Por. Antonio Pérez Esclarín
Estamos en Cuaresma, tiempo muy propicio para prepararnos a recordar la muerte y, sobre todo, celebrar la Pascua de Jesús, el triunfo definitivo del amor y de la vida sobre la violencia, el sufrimiento y la muerte. Son días para promover la reflexión y la conversión, para analizar nuestra conducta, revisar nuestra vida y derrotar nuestra resignación, pesimismo y violencia. Días para abrir nuestro corazón a todos, para reconciliarnos con aquellos que hemos alejado de nosotros y les negamos cariño y comprensión. La reconciliación va a exigir críticas y autocríticas sinceras para reconocer los errores y emprender las rectificaciones necesarias que, dada la profundidad de la crisis en Venezuela necesariamente tienen que ser duras y dolorosas, lo que va a implicar grandes sacrificios y espíritu generoso. Por ello, la Cuaresma nos invita a emprender con valor el camino difícil y doloroso de trabajar con empeño, constancia y generosidad hasta lograr la Resurrección de Venezuela como país próspero y fraternal, donde todos podamos vivir con dignidad y nos tratemos como hermanos. Pero la resurrección implica aceptar la destrucción y muerte y combatir todo aquello que las sigue ocasionando.

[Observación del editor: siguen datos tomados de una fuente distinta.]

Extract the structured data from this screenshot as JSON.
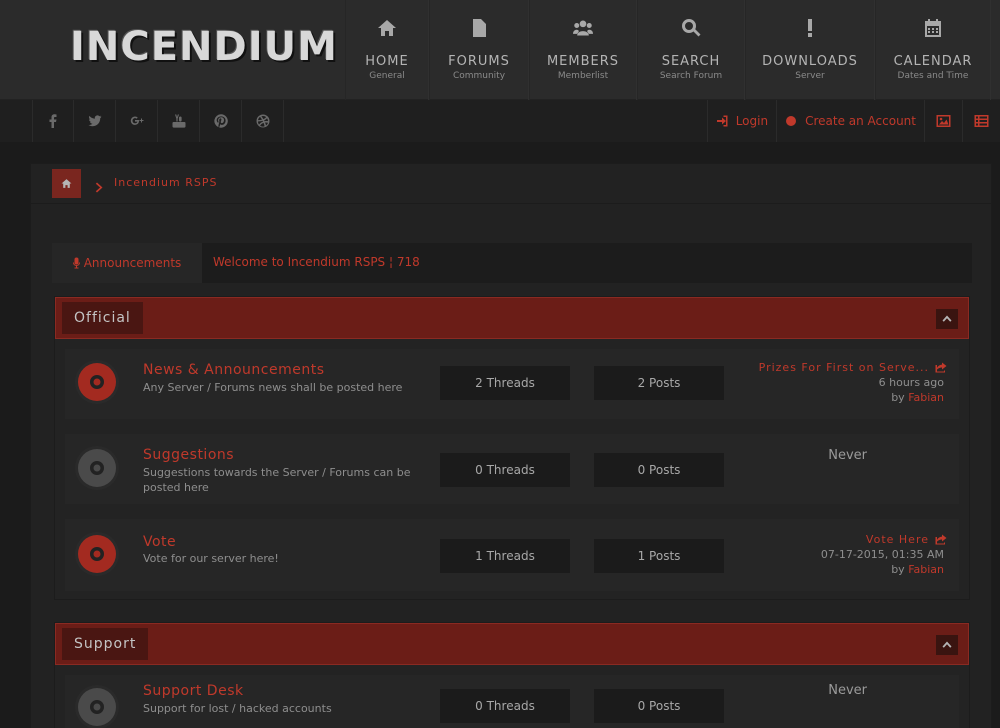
{
  "brand": {
    "logo_text": "INCENDIUM"
  },
  "nav": [
    {
      "title": "HOME",
      "sub": "General",
      "icon": "home-icon"
    },
    {
      "title": "FORUMS",
      "sub": "Community",
      "icon": "document-icon"
    },
    {
      "title": "MEMBERS",
      "sub": "Memberlist",
      "icon": "users-icon"
    },
    {
      "title": "SEARCH",
      "sub": "Search Forum",
      "icon": "search-icon"
    },
    {
      "title": "DOWNLOADS",
      "sub": "Server",
      "icon": "exclamation-icon"
    },
    {
      "title": "CALENDAR",
      "sub": "Dates and Time",
      "icon": "calendar-icon"
    }
  ],
  "social": [
    "facebook-icon",
    "twitter-icon",
    "google-plus-icon",
    "youtube-icon",
    "pinterest-icon",
    "dribbble-icon"
  ],
  "account": {
    "login": "Login",
    "register": "Create an Account"
  },
  "breadcrumb": {
    "current": "Incendium RSPS"
  },
  "announcement": {
    "tab": "Announcements",
    "text": "Welcome to Incendium RSPS ¦ 718"
  },
  "categories": [
    {
      "title": "Official",
      "forums": [
        {
          "name": "News & Announcements",
          "desc": "Any Server / Forums news shall be posted here",
          "threads": "2 Threads",
          "posts": "2 Posts",
          "last_title": "Prizes For First on Serve...",
          "last_date": "6 hours ago",
          "by": "by",
          "last_user": "Fabian",
          "status": "new"
        },
        {
          "name": "Suggestions",
          "desc": "Suggestions towards the Server / Forums can be posted here",
          "threads": "0 Threads",
          "posts": "0 Posts",
          "never": "Never",
          "status": "old"
        },
        {
          "name": "Vote",
          "desc": "Vote for our server here!",
          "threads": "1 Threads",
          "posts": "1 Posts",
          "last_title": "Vote Here",
          "last_date": "07-17-2015, 01:35 AM",
          "by": "by",
          "last_user": "Fabian",
          "status": "new"
        }
      ]
    },
    {
      "title": "Support",
      "forums": [
        {
          "name": "Support Desk",
          "desc": "Support for lost / hacked accounts",
          "threads": "0 Threads",
          "posts": "0 Posts",
          "never": "Never",
          "status": "old"
        }
      ]
    }
  ],
  "colors": {
    "accent": "#c0392b",
    "header_bg": "#2b2b2b",
    "category_bar": "#6b1d17"
  }
}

Para caminar con pasos seguros y firmes en esta Cuaresma hacia la resurrección y la vida, debemos deshacernos del peso de la rabia y el rencor acumulados que nos oprimen el corazón y no nos permiten la alegría. Por ello, aunque resulte muy difícil, debemos disponernos a perdonar. El espíritu del perdón rompe el círculo diabólico de la revancha y nos permite a los humanos, siempre heridos e hirientes, una sana convivencia. Perdonar es la única forma de ser libres pues destruye las cadenas del rencor, la rabia, el enojo y el ansia de venganza que envilecen y consumen. En palabras de Mark Twain, “el perdón es la fragancia que suelta la violeta cuando se levanta el zapato que la aplastó”. Perdonar no es olvidar, es recordar sin amargura, sin respirar por la herida, renunciar a la venganza. Es por ello, también un acto de liberación. Al perdonar, en cierto modo, dejamos de sufrir. Nos libramos del dolor y libramos al que nos ofendió de la capacidad de seguirnos haciendo daño. Perdonar es sanar la herida y recuperar la paz interior. Si no perdonamos, siempre que recordemos la ofensa que nos hicieron volveremos a sufrir. Guardar rencor es como si uno tomara un veneno y esperara que otro se muriera.

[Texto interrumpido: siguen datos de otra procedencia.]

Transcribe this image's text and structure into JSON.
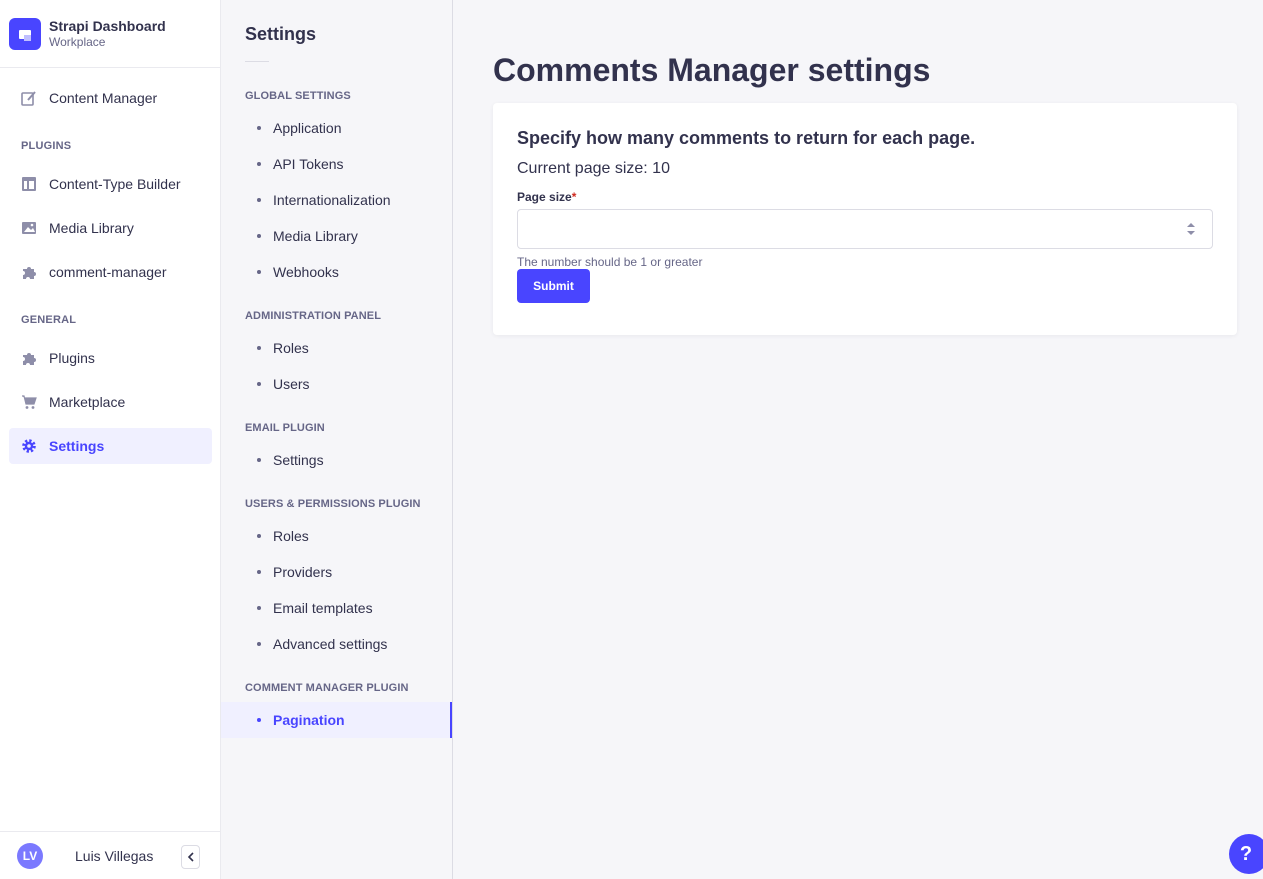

Perdonar no es minimizar los hechos diciendo que no importan; el perdón no es un salvoconducto para obrar mal, ni significa que lo mal hecho no tenga importancia. Perdonar es salir de la cadena de la violencia, inventarse una nueva relación con las personas que han causado o causan daño, lo que significa tratar de impedir que sigan haciéndolo. No es tampoco renunciar a la justicia. El perdón y la justicia deben andar siempre juntos. Si los corruptos son perdonados sin más, si los que abusan y ofenden son perdonados sin más, si los asesinos, violadores y torturadores son personados sin más…, la sociedad canoniza a sus destructores. Por ello, el perdón impulsa a oponerse con vigor a la injusticia, y a luchar con todas las fuerzas contra conductas y políticas económicas, sociales y culturales que causan miseria, sufrimiento y muerte. Por ello, el perdón no es un acto de debilidad, sino de gran valentía, pues supone derrotar en uno mismo las fuerzas de la agresividad y la venganza.